Minc admite expressão "inadequada" contra produtores

Redação

Em audiência pública na Câmara para explicar declarações feitas durante manifestação de agricultores familiares em que chamou representantes do agronegócio de "vigaristas", o ministro do Meio Ambiente, Carlos Minc, avaliou hoje (24) que as expressão foi "inadequada" e não representa a opinião dele sobre os produtores rurais e a bancada que os representa no Congresso Nacional.

"Quero ir além do pedido de desculpas, quero dizer que não penso aquilo. As expressões foram realmente inadequadas. As pessoas eleitas pelo voto não podem ser tratadas por expressões como essa", afirmou.

Durante o Grito da Terra, realizado em maio em Brasília, além de chamar os grandes agricultores de "vigarista", Minc disse que eles "encolheram o rabinho do capeta para enganar os pequenos agricultores". O ministro argumentou hoje que "o calor da manifestação em cima de um carro de som é uma atenuante" para justificar os termos usados na ocasião.

Segundo ele, os parlamentares usaram "expressões muito mais pesadas" em resposta às declarações. O ministro citou o deputado Ronaldo Caiado (DEM-GO), que o comparou a traficantes do morro do Rio de Janeiro.

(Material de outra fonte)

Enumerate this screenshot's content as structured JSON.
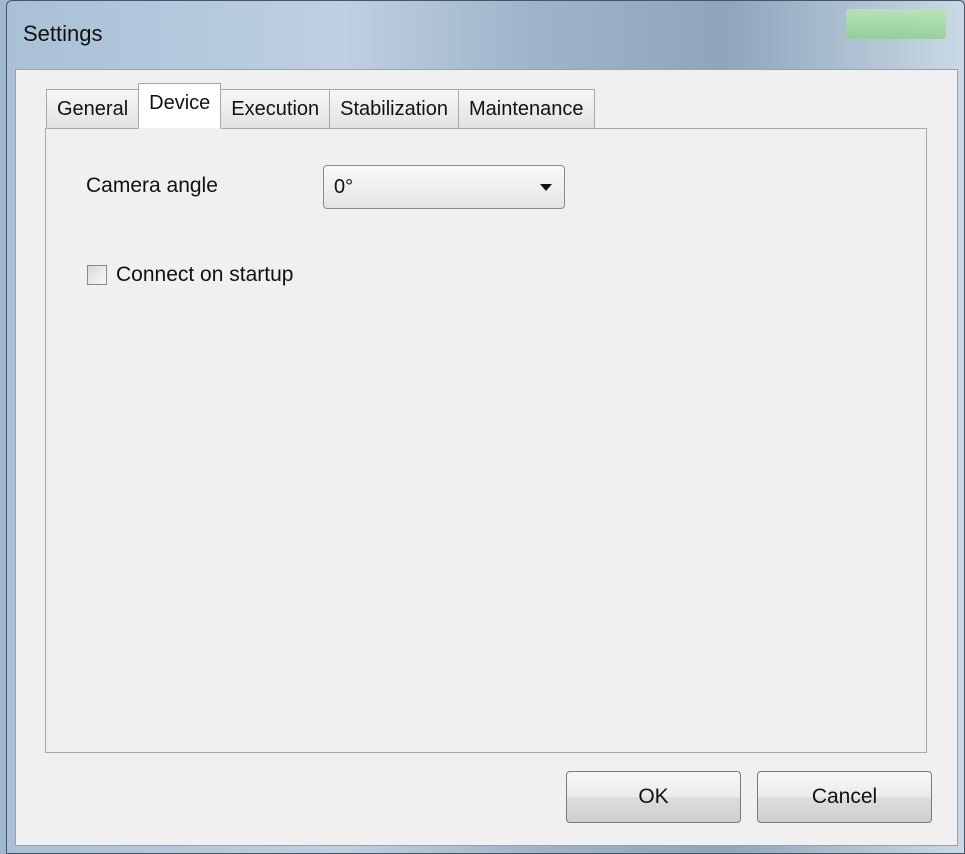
{
  "window": {
    "title": "Settings"
  },
  "tabs": [
    {
      "label": "General",
      "active": false
    },
    {
      "label": "Device",
      "active": true
    },
    {
      "label": "Execution",
      "active": false
    },
    {
      "label": "Stabilization",
      "active": false
    },
    {
      "label": "Maintenance",
      "active": false
    }
  ],
  "device": {
    "camera_angle_label": "Camera angle",
    "camera_angle_value": "0°",
    "connect_on_startup_label": "Connect on startup",
    "connect_on_startup_checked": false
  },
  "buttons": {
    "ok": "OK",
    "cancel": "Cancel"
  },
  "colors": {
    "title_bar": "#a9c0d6",
    "client": "#f0f0f0",
    "active_tab": "#ffffff"
  },
  "icons": {
    "dropdown": "chevron-down-icon"
  }
}
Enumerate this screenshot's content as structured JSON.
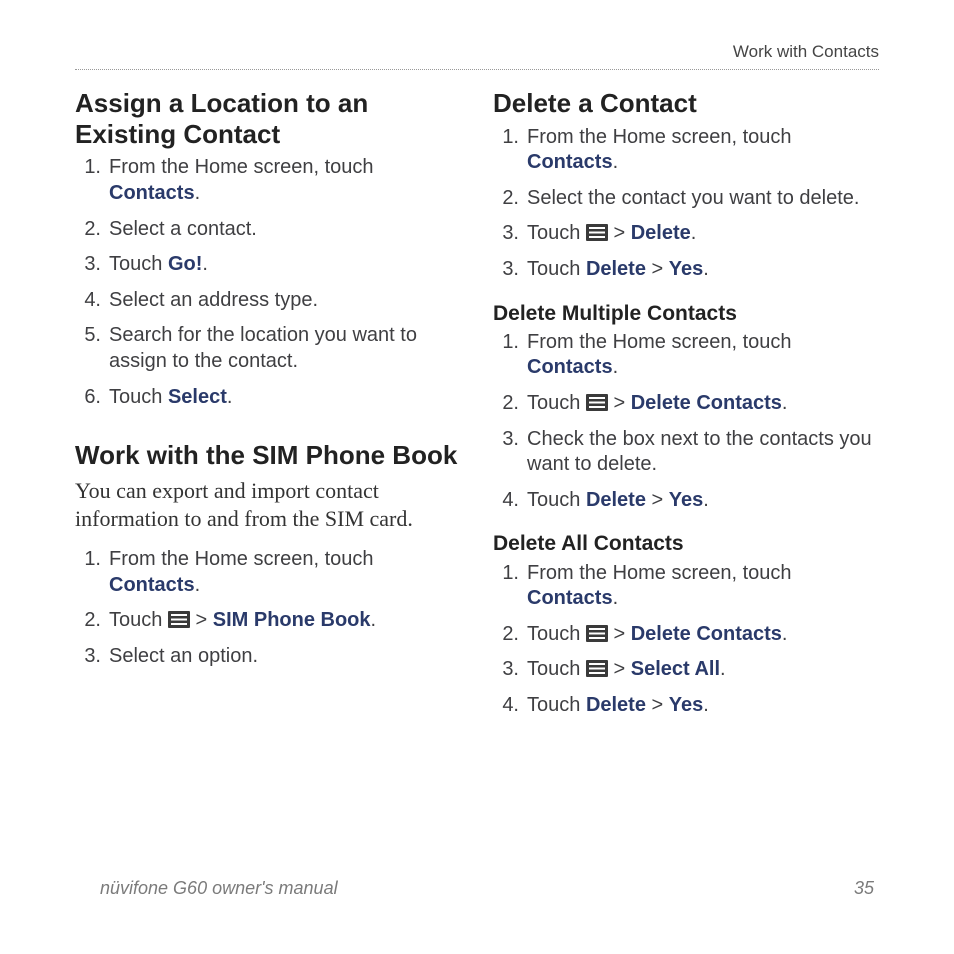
{
  "header": "Work with Contacts",
  "footer": {
    "left": "nüvifone G60 owner's manual",
    "right": "35"
  },
  "gt": ">",
  "period": ".",
  "left": {
    "sec1": {
      "title": "Assign a Location to an Existing Contact",
      "steps": [
        {
          "n": "1.",
          "pre": "From the Home screen, touch ",
          "b1": "Contacts",
          "post": "."
        },
        {
          "n": "2.",
          "pre": "Select a contact."
        },
        {
          "n": "3.",
          "pre": "Touch ",
          "b1": "Go!",
          "post": "."
        },
        {
          "n": "4.",
          "pre": "Select an address type."
        },
        {
          "n": "5.",
          "pre": "Search for the location you want to assign to the contact."
        },
        {
          "n": "6.",
          "pre": "Touch ",
          "b1": "Select",
          "post": "."
        }
      ]
    },
    "sec2": {
      "title": "Work with the SIM Phone Book",
      "body": "You can export and import contact information to and from the SIM card.",
      "steps": [
        {
          "n": "1.",
          "pre": "From the Home screen, touch ",
          "b1": "Contacts",
          "post": "."
        },
        {
          "n": "2.",
          "pre": "Touch ",
          "icon": true,
          "mid": " > ",
          "b1": "SIM Phone Book",
          "post": "."
        },
        {
          "n": "3.",
          "pre": "Select an option."
        }
      ]
    }
  },
  "right": {
    "sec1": {
      "title": "Delete a Contact",
      "steps": [
        {
          "n": "1.",
          "pre": "From the Home screen, touch ",
          "b1": "Contacts",
          "post": "."
        },
        {
          "n": "2.",
          "pre": "Select the contact you want to delete."
        },
        {
          "n": "3.",
          "pre": "Touch ",
          "icon": true,
          "mid": " > ",
          "b1": "Delete",
          "post": "."
        },
        {
          "n": "3.",
          "pre": "Touch ",
          "b1": "Delete",
          "mid": " > ",
          "b2": "Yes",
          "post": "."
        }
      ]
    },
    "sub1": {
      "title": "Delete Multiple Contacts",
      "steps": [
        {
          "n": "1.",
          "pre": "From the Home screen, touch ",
          "b1": "Contacts",
          "post": "."
        },
        {
          "n": "2.",
          "pre": "Touch ",
          "icon": true,
          "mid": " > ",
          "b1": "Delete Contacts",
          "post": "."
        },
        {
          "n": "3.",
          "pre": "Check the box next to the contacts you want to delete."
        },
        {
          "n": "4.",
          "pre": "Touch ",
          "b1": "Delete",
          "mid": " > ",
          "b2": "Yes",
          "post": "."
        }
      ]
    },
    "sub2": {
      "title": "Delete All Contacts",
      "steps": [
        {
          "n": "1.",
          "pre": "From the Home screen, touch ",
          "b1": "Contacts",
          "post": "."
        },
        {
          "n": "2.",
          "pre": "Touch ",
          "icon": true,
          "mid": " > ",
          "b1": "Delete Contacts",
          "post": "."
        },
        {
          "n": "3.",
          "pre": "Touch ",
          "icon": true,
          "mid": " > ",
          "b1": "Select All",
          "post": "."
        },
        {
          "n": "4.",
          "pre": "Touch ",
          "b1": "Delete",
          "mid": " > ",
          "b2": "Yes",
          "post": "."
        }
      ]
    }
  }
}
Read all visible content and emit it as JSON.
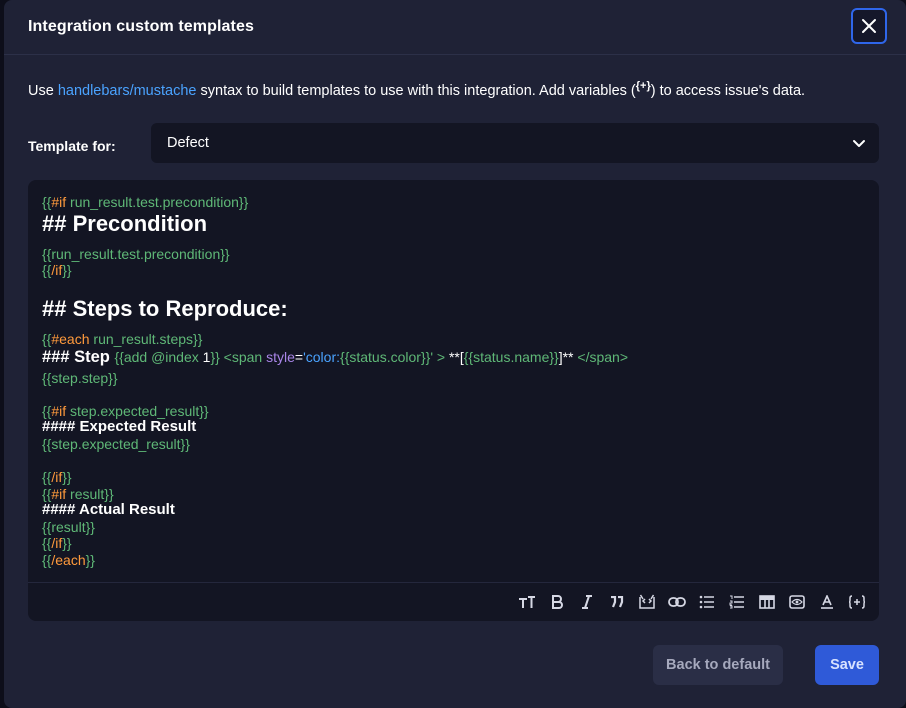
{
  "dialog": {
    "title": "Integration custom templates"
  },
  "intro": {
    "prefix": "Use ",
    "link": "handlebars/mustache",
    "middle": " syntax to build templates to use with this integration. Add variables (",
    "var_icon": "{+}",
    "suffix": ") to access issue's data."
  },
  "template_for": {
    "label": "Template for:",
    "selected": "Defect"
  },
  "editor": {
    "lines": {
      "l1a": "{{",
      "l1b": "#if",
      "l1c": " run_result.test.precondition}}",
      "l2": "## Precondition",
      "l3": "{{run_result.test.precondition}}",
      "l4a": "{{",
      "l4b": "/if",
      "l4c": "}}",
      "l5": "## Steps to Reproduce:",
      "l6a": "{{",
      "l6b": "#each",
      "l6c": " run_result.steps}}",
      "l7a": "### Step ",
      "l7b": "{{add @index ",
      "l7c": "1",
      "l7d": "}} <span ",
      "l7e": "style",
      "l7f": "=",
      "l7g": "'color:",
      "l7h": "{{status.color}}",
      "l7i": "' >",
      "l7j": " **[",
      "l7k": "{{status.name}}",
      "l7l": "]** ",
      "l7m": "</span>",
      "l8": "{{step.step}}",
      "l9a": "{{",
      "l9b": "#if",
      "l9c": " step.expected_result}}",
      "l10": "#### Expected Result",
      "l11": "{{step.expected_result}}",
      "l12a": "{{",
      "l12b": "/if",
      "l12c": "}}",
      "l13a": "{{",
      "l13b": "#if",
      "l13c": " result}}",
      "l14": "#### Actual Result",
      "l15": "{{result}}",
      "l16a": "{{",
      "l16b": "/if",
      "l16c": "}}",
      "l17a": "{{",
      "l17b": "/each",
      "l17c": "}}"
    },
    "toolbar": [
      "text-size-icon",
      "bold-icon",
      "italic-icon",
      "quote-icon",
      "code-icon",
      "link-icon",
      "bullet-list-icon",
      "numbered-list-icon",
      "table-icon",
      "preview-icon",
      "text-color-icon",
      "variable-icon"
    ]
  },
  "actions": {
    "back_to_default": "Back to default",
    "save": "Save"
  },
  "colors": {
    "accent": "#2f66ea",
    "link": "#4aa3ff",
    "handlebars": "#5fb877",
    "keyword": "#ff9a3c"
  }
}
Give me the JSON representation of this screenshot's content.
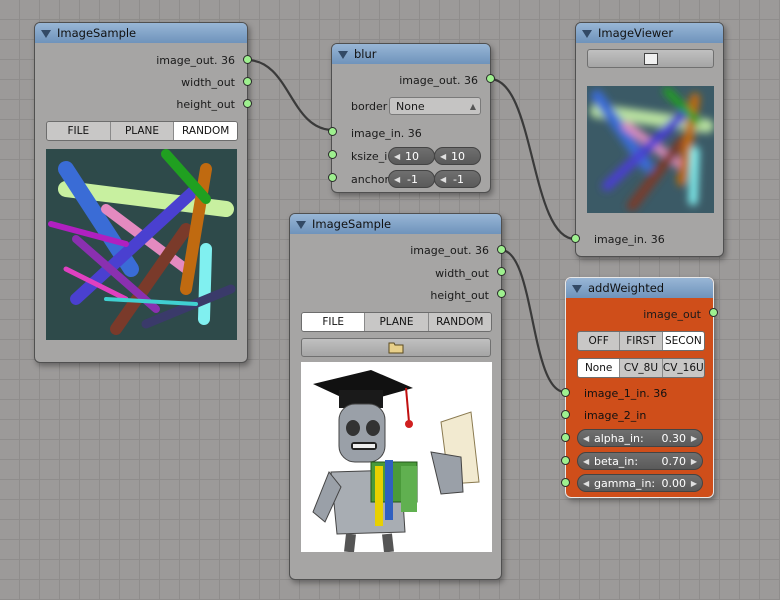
{
  "nodes": {
    "sample1": {
      "title": "ImageSample",
      "outputs": [
        "image_out. 36",
        "width_out",
        "height_out"
      ],
      "modes": [
        "FILE",
        "PLANE",
        "RANDOM"
      ],
      "active_mode": "RANDOM"
    },
    "blur": {
      "title": "blur",
      "output": "image_out. 36",
      "border_label": "border",
      "border_value": "None",
      "input_image": "image_in. 36",
      "ksize_label": "ksize_i",
      "ksize": [
        "10",
        "10"
      ],
      "anchor_label": "anchor",
      "anchor": [
        "-1",
        "-1"
      ]
    },
    "viewer": {
      "title": "ImageViewer",
      "input": "image_in. 36"
    },
    "sample2": {
      "title": "ImageSample",
      "outputs": [
        "image_out. 36",
        "width_out",
        "height_out"
      ],
      "modes": [
        "FILE",
        "PLANE",
        "RANDOM"
      ],
      "active_mode": "FILE"
    },
    "weighted": {
      "title": "addWeighted",
      "output": "image_out",
      "mode_row1": [
        "OFF",
        "FIRST",
        "SECON"
      ],
      "active_row1": "SECON",
      "mode_row2": [
        "None",
        "CV_8U",
        "CV_16U"
      ],
      "active_row2": "None",
      "inputs": [
        "image_1_in. 36",
        "image_2_in"
      ],
      "alpha_label": "alpha_in:",
      "alpha": "0.30",
      "beta_label": "beta_in:",
      "beta": "0.70",
      "gamma_label": "gamma_in:",
      "gamma": "0.00"
    }
  },
  "colors": {
    "header": "#7fa0c6",
    "socket": "#9ef08f",
    "orange_node": "#cf4e1a",
    "canvas": "#9c9a99"
  },
  "icons": [
    "collapse-triangle-icon",
    "folder-icon",
    "screen-icon"
  ]
}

Minc disse que o pedido de desculpas não significa que ele tenha mudado de posição em relação ao papel da grande agricultura na preservação do meio ambiente. "Deve ser feito o reparo necessário que os deputados merecem, mas isso não significa que me humilhei ou me acovardei. Acho que disso tudo deve sair uma base boa para retomar o diálogo sobre o o Código Florestal", acrescentou.

Neste momento, o ministro ouve as considerações dos parlamentares da bancada ruralista que participam da audiência na Comissão de Agricultura, Pecuária, Abastecimento e Desenvolvimento Rural. O deputado Gilvanni Queiroz (PDT-PA) disse que, depois de Minc chamar os produtores rurais de "vigaristas", eles só seriam reparados adequadamente se o presidente Luiz Inácio Lula da Silva demitisse o ministro. "O senhor devia sair daqui hoje e pedir demissão, seria o melhor para o país."